When I realized that I would be doing work in Italy for my dissertation, I had to learn that language quickly. I had a six-week intensive reading course at NYU during the summer of 1967, then spent the following academic year in NYC reading lots of stuff in Italian (and trying to appreciate the poetry of Petrarch and others that were often set to music by Marenzio, my dissertation topic). In that case, reading became fairly fluent, but conversing was pretty bad; I only grew fluent when I met a wonderful group of Italian university students at the Archivio di Stato in Modena, where I did most of my research. I was the first American they had gotten to know, and we spent daily coffee breaks, train rides back and forth from our homes in neighboring towns, and regular lunches simply talking all the time–in Italian, happily for me. They taught me 90% of my Italian fluency.
Then a few years later, in Boston, I wanted to learn Russian, because I was singing fairly frequently in Russian with the Tanglewood Festival Chorus in memorized performances. I greatly prefer to understand the words I’m singing (and that makes them far easier to memorize, too). So I decided to try the Pimsleur Tapes in Russian to get at least a start with the language. At the time Pimsleur only offered one “course” for each language–30 half-hour lessons, using the FSI system you described, George. I bought that and discovered to my surprise when I took it home and opened it, that the Russian program had been created by someone I knew very well in high school! He had known Pimsleur when he was teaching Russian for CIA agents. (Later he taught for years at Ohio State.) Anyway I had the Pimsleur program just a month before I would be heading to Russia for a little over a week, planning to meet Mary Lee in Moscow when she arrived there after a month in China.) I practice the tapes urgently, one less a day (though to internalize as much as possible, I repeated each lesson two or three times a day). After 30 days, I flew to Europe (first visiting some friends in Rome, then my German sister’s family in Munich, and finally flying to Moscow–having practiced conversations in Italian and German before getting to Russia. I certainly was not FLUENT in Russian after 30 days, but I was able to get around on the streets, hotels, restaurants, bathrooms, and the Bolshoi Theater. I was even after to go to an international telephone office and place a phone call to Massachusetts to with my son greetings on his 21st birthday. I decided that the Pimsleur program was very practical, though quite expensive. Later on I found that public libraries often stop it in various languages, so when we were planning to travel to Ecuador and Peru a few years later, both Mary Lee and I went through the program in Spanish, which was of tremendous benefit for everything we did there.

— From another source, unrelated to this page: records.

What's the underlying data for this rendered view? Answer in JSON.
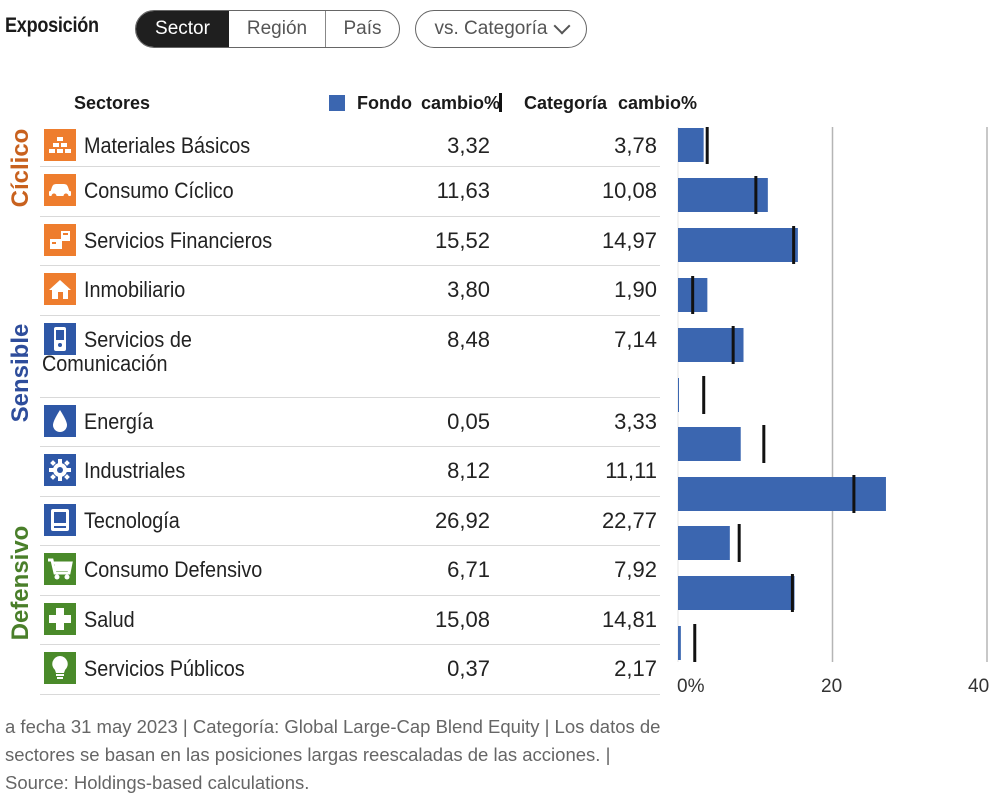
{
  "header": {
    "title": "Exposición",
    "tabs": [
      {
        "label": "Sector",
        "active": true
      },
      {
        "label": "Región",
        "active": false
      },
      {
        "label": "País",
        "active": false
      }
    ],
    "compare_label": "vs. Categoría"
  },
  "table": {
    "col_sectors": "Sectores",
    "col_fund": "Fondo",
    "col_fund_change": "cambio%",
    "col_category": "Categoría",
    "col_category_change": "cambio%"
  },
  "groups": [
    {
      "label": "Cíclico",
      "color": "#c8611e"
    },
    {
      "label": "Sensible",
      "color": "#2e4d9b"
    },
    {
      "label": "Defensivo",
      "color": "#4a7f2a"
    }
  ],
  "rows": [
    {
      "label": "Materiales Básicos",
      "label2": "",
      "fund": "3,32",
      "category": "3,78",
      "icon": "basic-materials-icon",
      "color": "#ee7d2e"
    },
    {
      "label": "Consumo Cíclico",
      "label2": "",
      "fund": "11,63",
      "category": "10,08",
      "icon": "car-icon",
      "color": "#ee7d2e"
    },
    {
      "label": "Servicios Financieros",
      "label2": "",
      "fund": "15,52",
      "category": "14,97",
      "icon": "financial-icon",
      "color": "#ee7d2e"
    },
    {
      "label": "Inmobiliario",
      "label2": "",
      "fund": "3,80",
      "category": "1,90",
      "icon": "house-icon",
      "color": "#ee7d2e"
    },
    {
      "label": "Servicios de",
      "label2": "Comunicación",
      "fund": "8,48",
      "category": "7,14",
      "icon": "phone-icon",
      "color": "#2e57a6"
    },
    {
      "label": "Energía",
      "label2": "",
      "fund": "0,05",
      "category": "3,33",
      "icon": "drop-icon",
      "color": "#2e57a6"
    },
    {
      "label": "Industriales",
      "label2": "",
      "fund": "8,12",
      "category": "11,11",
      "icon": "gear-icon",
      "color": "#2e57a6"
    },
    {
      "label": "Tecnología",
      "label2": "",
      "fund": "26,92",
      "category": "22,77",
      "icon": "computer-icon",
      "color": "#2e57a6"
    },
    {
      "label": "Consumo Defensivo",
      "label2": "",
      "fund": "6,71",
      "category": "7,92",
      "icon": "cart-icon",
      "color": "#4a8a2a"
    },
    {
      "label": "Salud",
      "label2": "",
      "fund": "15,08",
      "category": "14,81",
      "icon": "cross-icon",
      "color": "#4a8a2a"
    },
    {
      "label": "Servicios Públicos",
      "label2": "",
      "fund": "0,37",
      "category": "2,17",
      "icon": "bulb-icon",
      "color": "#4a8a2a"
    }
  ],
  "chart_data": {
    "type": "bar",
    "orientation": "horizontal",
    "categories": [
      "Materiales Básicos",
      "Consumo Cíclico",
      "Servicios Financieros",
      "Inmobiliario",
      "Servicios de Comunicación",
      "Energía",
      "Industriales",
      "Tecnología",
      "Consumo Defensivo",
      "Salud",
      "Servicios Públicos"
    ],
    "series": [
      {
        "name": "Fondo",
        "mark": "bar",
        "color": "#3b66b0",
        "values": [
          3.32,
          11.63,
          15.52,
          3.8,
          8.48,
          0.05,
          8.12,
          26.92,
          6.71,
          15.08,
          0.37
        ]
      },
      {
        "name": "Categoría",
        "mark": "tick",
        "color": "#111111",
        "values": [
          3.78,
          10.08,
          14.97,
          1.9,
          7.14,
          3.33,
          11.11,
          22.77,
          7.92,
          14.81,
          2.17
        ]
      }
    ],
    "xlim": [
      0,
      40
    ],
    "xticks": [
      "0%",
      "20",
      "40"
    ],
    "grid": true
  },
  "footnote": "a fecha 31 may 2023 | Categoría: Global Large-Cap Blend Equity | Los datos de sectores se basan en las posiciones largas reescaladas de las acciones. | Source: Holdings-based calculations."
}
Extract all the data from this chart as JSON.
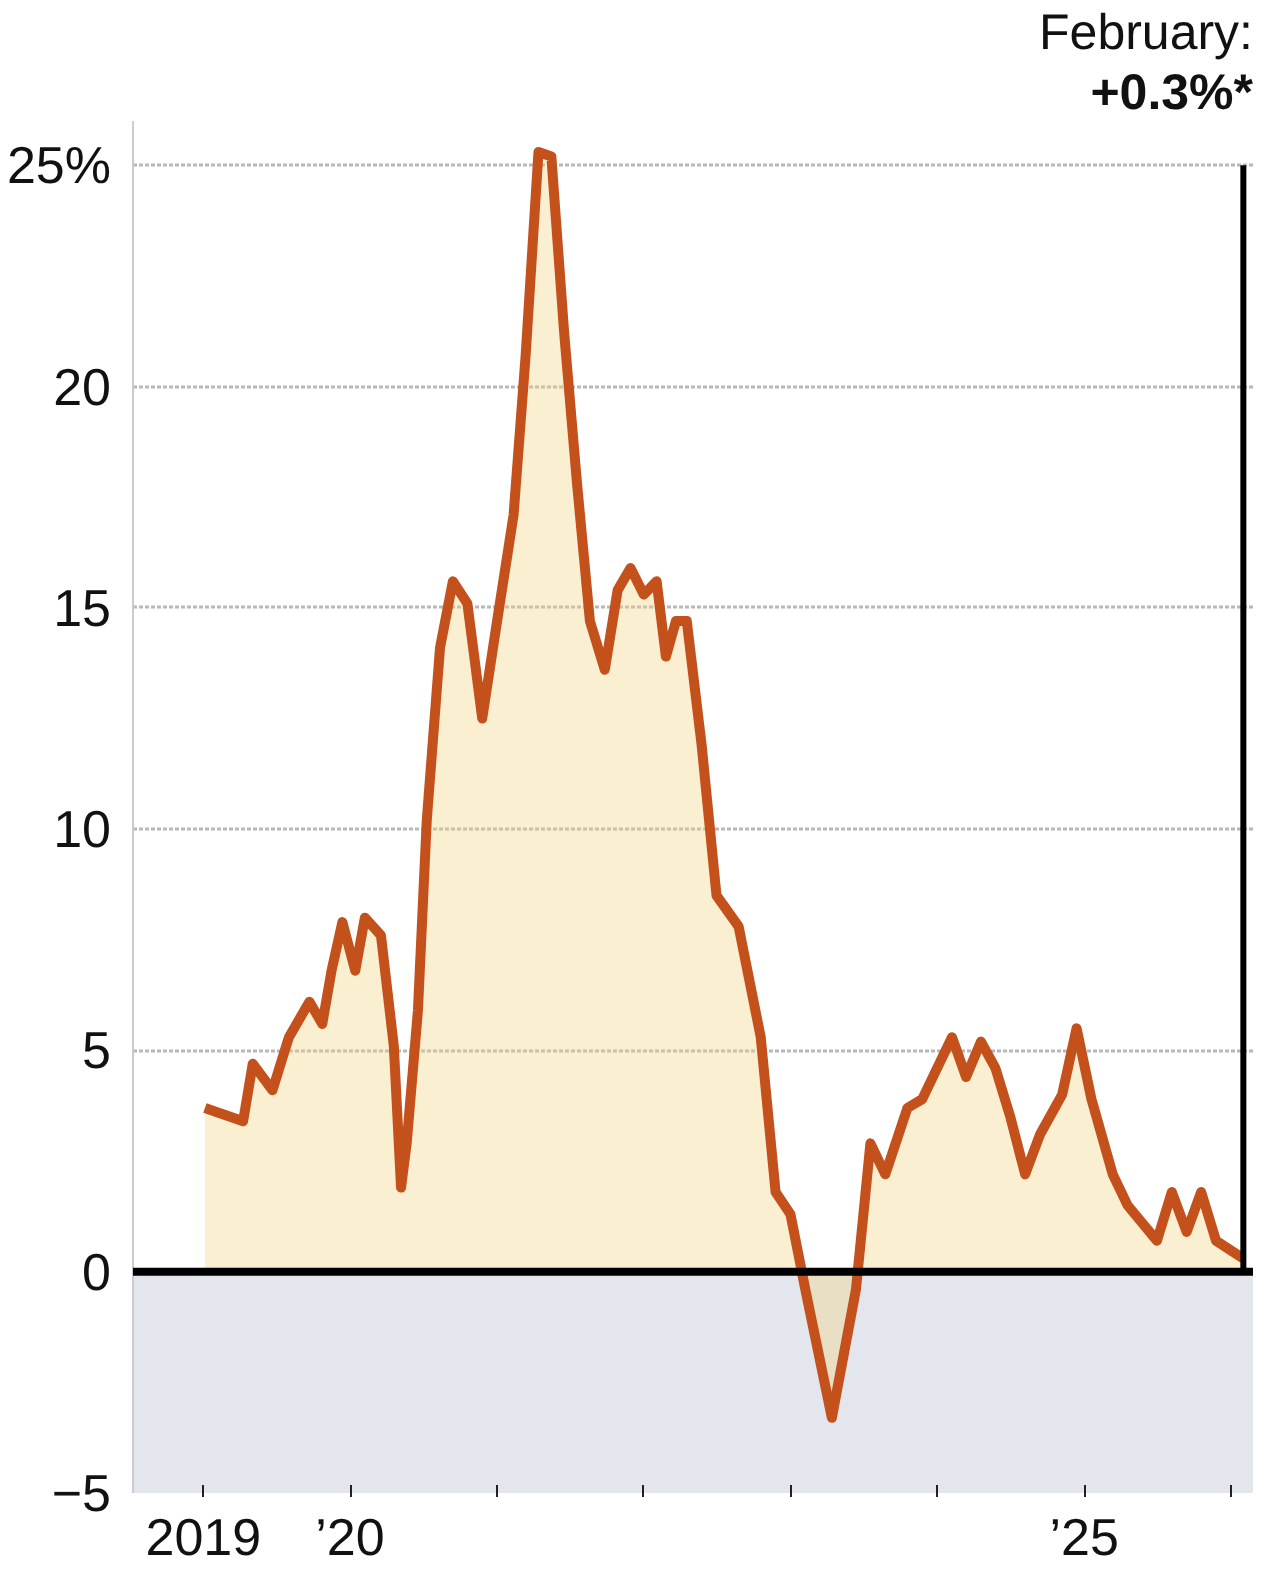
{
  "chart_data": {
    "type": "area",
    "x": [
      "2019-01-05",
      "2019-04-10",
      "2019-05-04",
      "2019-06-22",
      "2019-08-02",
      "2019-09-22",
      "2019-10-24",
      "2019-11-16",
      "2019-12-13",
      "2020-01-14",
      "2020-02-07",
      "2020-03-18",
      "2020-04-19",
      "2020-05-07",
      "2020-05-21",
      "2020-06-18",
      "2020-07-10",
      "2020-08-12",
      "2020-09-13",
      "2020-10-19",
      "2020-11-25",
      "2021-01-01",
      "2021-02-11",
      "2021-03-13",
      "2021-04-14",
      "2021-05-16",
      "2021-06-17",
      "2021-07-19",
      "2021-08-20",
      "2021-09-26",
      "2021-10-28",
      "2021-11-29",
      "2022-01-01",
      "2022-02-02",
      "2022-02-25",
      "2022-03-22",
      "2022-04-18",
      "2022-05-25",
      "2022-07-01",
      "2022-08-25",
      "2022-10-19",
      "2022-11-25",
      "2023-01-01",
      "2023-02-07",
      "2023-04-14",
      "2023-06-13",
      "2023-07-19",
      "2023-08-25",
      "2023-10-19",
      "2023-11-25",
      "2024-02-07",
      "2024-03-13",
      "2024-04-19",
      "2024-05-25",
      "2024-07-01",
      "2024-08-07",
      "2024-09-13",
      "2024-11-07",
      "2024-12-13",
      "2025-01-19",
      "2025-03-13",
      "2025-04-19",
      "2025-07-01",
      "2025-08-07",
      "2025-09-13",
      "2025-10-19",
      "2025-11-25",
      "2026-02-01"
    ],
    "series": [
      {
        "color": "#c4501c",
        "values": [
          3.7,
          3.4,
          4.7,
          4.1,
          5.3,
          6.1,
          5.6,
          6.8,
          7.9,
          6.8,
          8.0,
          7.6,
          5.1,
          1.9,
          2.9,
          5.9,
          10.2,
          14.1,
          15.6,
          15.1,
          12.5,
          14.7,
          17.1,
          20.7,
          25.3,
          25.2,
          21.2,
          17.8,
          14.7,
          13.6,
          15.4,
          15.9,
          15.3,
          15.6,
          13.9,
          14.7,
          14.7,
          11.9,
          8.5,
          7.8,
          5.3,
          1.8,
          1.3,
          -0.4,
          -3.3,
          -0.4,
          2.9,
          2.2,
          3.7,
          3.9,
          5.3,
          4.4,
          5.2,
          4.6,
          3.5,
          2.2,
          3.1,
          4.0,
          5.5,
          3.9,
          2.2,
          1.5,
          0.7,
          1.8,
          0.9,
          1.8,
          0.7,
          0.3
        ]
      }
    ],
    "xlim": [
      "2018-07-10",
      "2026-02-25"
    ],
    "xticks": [
      {
        "value": "2019-01-01",
        "label": "2019"
      },
      {
        "value": "2020-01-01",
        "label": "’20"
      },
      {
        "value": "2021-01-01",
        "label": null
      },
      {
        "value": "2022-01-01",
        "label": null
      },
      {
        "value": "2023-01-01",
        "label": null
      },
      {
        "value": "2024-01-01",
        "label": null
      },
      {
        "value": "2025-01-01",
        "label": "’25"
      },
      {
        "value": "2026-01-01",
        "label": null
      }
    ],
    "ylim": [
      -5,
      26
    ],
    "yticks": [
      {
        "value": -5,
        "label": "−5"
      },
      0,
      5,
      10,
      15,
      20,
      {
        "value": 25,
        "label": "25%"
      }
    ],
    "grid": "y",
    "line_style": "solid",
    "ref_lines": [
      {
        "axis": "y",
        "value": 0,
        "color": "#000000"
      },
      {
        "axis": "x",
        "value": "2026-02-01",
        "color": "#000000"
      }
    ],
    "bands": [
      {
        "axis": "y",
        "from": -5,
        "to": 0,
        "color": "#e3e6ec"
      }
    ],
    "annotations": [
      "February:",
      "+0.3%*"
    ]
  }
}
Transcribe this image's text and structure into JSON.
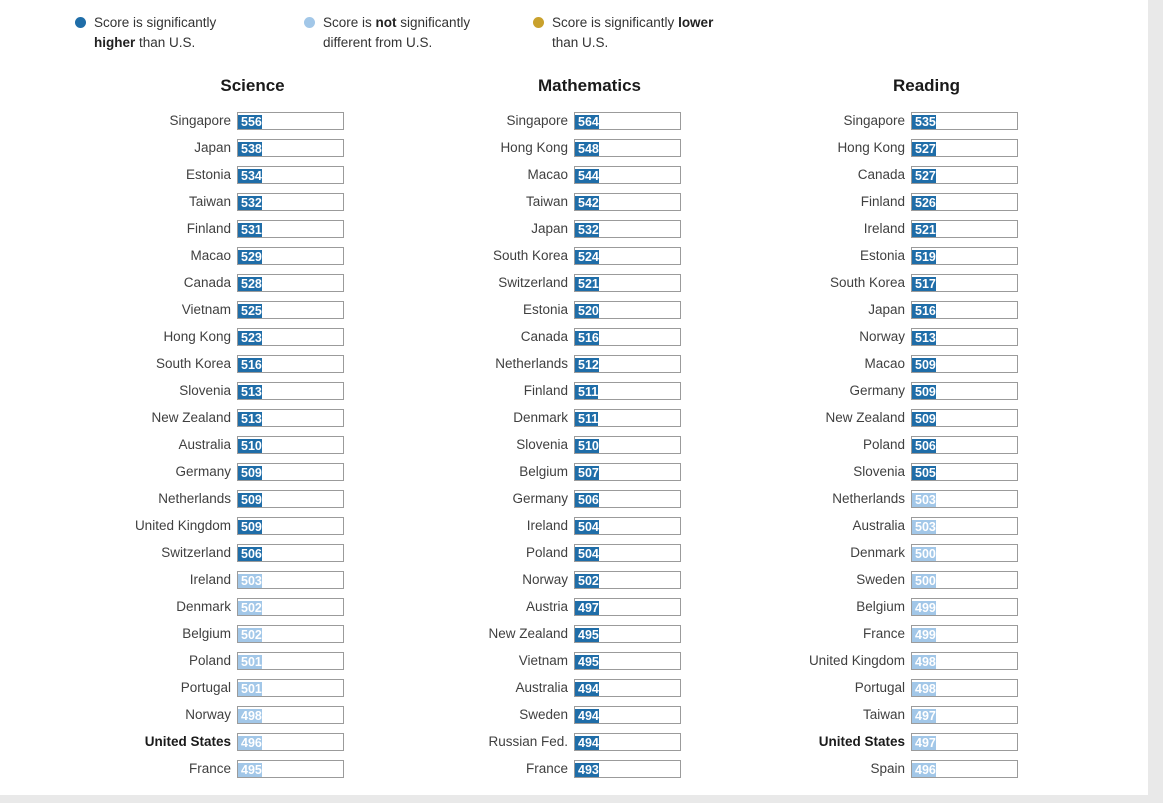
{
  "colors": {
    "higher": "#1f6da8",
    "not": "#a2c7e8",
    "lower": "#c9a12c"
  },
  "bold_country": "United States",
  "legend": {
    "items": [
      {
        "color_key": "higher",
        "text_pre": "Score is significantly",
        "text_bold": "higher",
        "text_post": "than U.S."
      },
      {
        "color_key": "not",
        "text_pre": "Score is",
        "text_bold": "not",
        "text_post": "significantly different from U.S."
      },
      {
        "color_key": "lower",
        "text_pre": "Score is significantly",
        "text_bold": "lower",
        "text_post": "than U.S."
      }
    ]
  },
  "chart_data": [
    {
      "type": "bar",
      "title": "Science",
      "xlim": [
        0,
        960
      ],
      "categories": [
        "Singapore",
        "Japan",
        "Estonia",
        "Taiwan",
        "Finland",
        "Macao",
        "Canada",
        "Vietnam",
        "Hong Kong",
        "South Korea",
        "Slovenia",
        "New Zealand",
        "Australia",
        "Germany",
        "Netherlands",
        "United Kingdom",
        "Switzerland",
        "Ireland",
        "Denmark",
        "Belgium",
        "Poland",
        "Portugal",
        "Norway",
        "United States",
        "France"
      ],
      "values": [
        556,
        538,
        534,
        532,
        531,
        529,
        528,
        525,
        523,
        516,
        513,
        513,
        510,
        509,
        509,
        509,
        506,
        503,
        502,
        502,
        501,
        501,
        498,
        496,
        495
      ],
      "significance": [
        "higher",
        "higher",
        "higher",
        "higher",
        "higher",
        "higher",
        "higher",
        "higher",
        "higher",
        "higher",
        "higher",
        "higher",
        "higher",
        "higher",
        "higher",
        "higher",
        "higher",
        "not",
        "not",
        "not",
        "not",
        "not",
        "not",
        "not",
        "not"
      ]
    },
    {
      "type": "bar",
      "title": "Mathematics",
      "xlim": [
        0,
        960
      ],
      "categories": [
        "Singapore",
        "Hong Kong",
        "Macao",
        "Taiwan",
        "Japan",
        "South Korea",
        "Switzerland",
        "Estonia",
        "Canada",
        "Netherlands",
        "Finland",
        "Denmark",
        "Slovenia",
        "Belgium",
        "Germany",
        "Ireland",
        "Poland",
        "Norway",
        "Austria",
        "New Zealand",
        "Vietnam",
        "Australia",
        "Sweden",
        "Russian Fed.",
        "France"
      ],
      "values": [
        564,
        548,
        544,
        542,
        532,
        524,
        521,
        520,
        516,
        512,
        511,
        511,
        510,
        507,
        506,
        504,
        504,
        502,
        497,
        495,
        495,
        494,
        494,
        494,
        493
      ],
      "significance": [
        "higher",
        "higher",
        "higher",
        "higher",
        "higher",
        "higher",
        "higher",
        "higher",
        "higher",
        "higher",
        "higher",
        "higher",
        "higher",
        "higher",
        "higher",
        "higher",
        "higher",
        "higher",
        "higher",
        "higher",
        "higher",
        "higher",
        "higher",
        "higher",
        "higher"
      ]
    },
    {
      "type": "bar",
      "title": "Reading",
      "xlim": [
        0,
        960
      ],
      "categories": [
        "Singapore",
        "Hong Kong",
        "Canada",
        "Finland",
        "Ireland",
        "Estonia",
        "South Korea",
        "Japan",
        "Norway",
        "Macao",
        "Germany",
        "New Zealand",
        "Poland",
        "Slovenia",
        "Netherlands",
        "Australia",
        "Denmark",
        "Sweden",
        "Belgium",
        "France",
        "United Kingdom",
        "Portugal",
        "Taiwan",
        "United States",
        "Spain"
      ],
      "values": [
        535,
        527,
        527,
        526,
        521,
        519,
        517,
        516,
        513,
        509,
        509,
        509,
        506,
        505,
        503,
        503,
        500,
        500,
        499,
        499,
        498,
        498,
        497,
        497,
        496
      ],
      "significance": [
        "higher",
        "higher",
        "higher",
        "higher",
        "higher",
        "higher",
        "higher",
        "higher",
        "higher",
        "higher",
        "higher",
        "higher",
        "higher",
        "higher",
        "not",
        "not",
        "not",
        "not",
        "not",
        "not",
        "not",
        "not",
        "not",
        "not",
        "not"
      ]
    }
  ]
}
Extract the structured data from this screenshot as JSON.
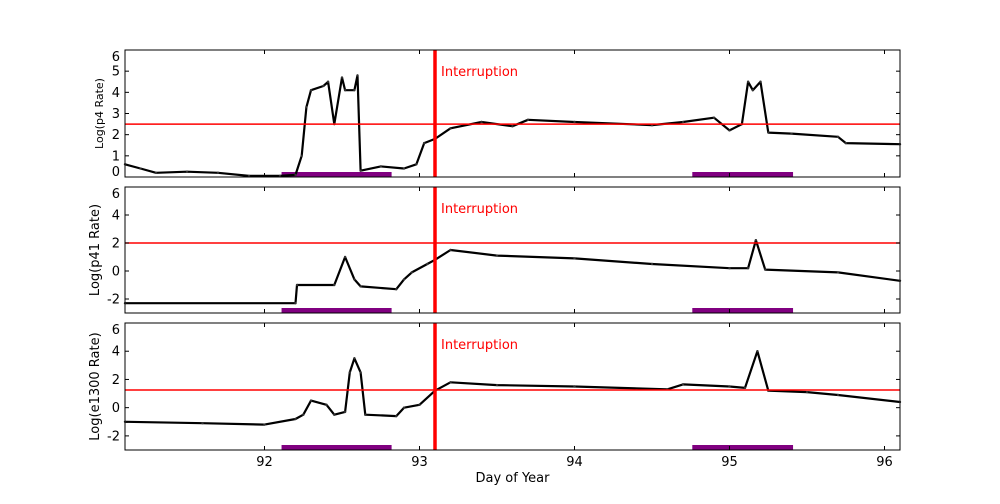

Pomona Class of 1964 Mailing List
Steve,
I don’t remember reading your email when it came, but I just subscribed to Pimsleur in order to learn Japanese in preparation for an August trip to Japan (our daughter-in-law is Japanese, so we will have an amazing trip). Pimsleur is indeed like the FSI method. The major difference after two days is that they teach the dialogs using English to explain the meaning of the dialog. In Peace Corps training, the teacher could explain the general idea and then have us act out the dialog with gestures, pictures, etc. I don’t think that the Pimsleur detracts at all by using English.
Here’s something I noticed talking with our son’s family in “Japanese” was that it’s hard to recall the words I’ve learned until I actually use them. It was like that in Arabic back in Tunisia: I could do my flashcards just fine, getting the words correct, but they weren’t available when I needed to use them!!?? But if I did remember a word or was reminded of it and actually used it, it was as if the word moved into a different memory bank or something. I “believed” that people actually used the word. I wonder if you experienced this phenomenon with all your language experiences?
Thanks retroactively for your reply!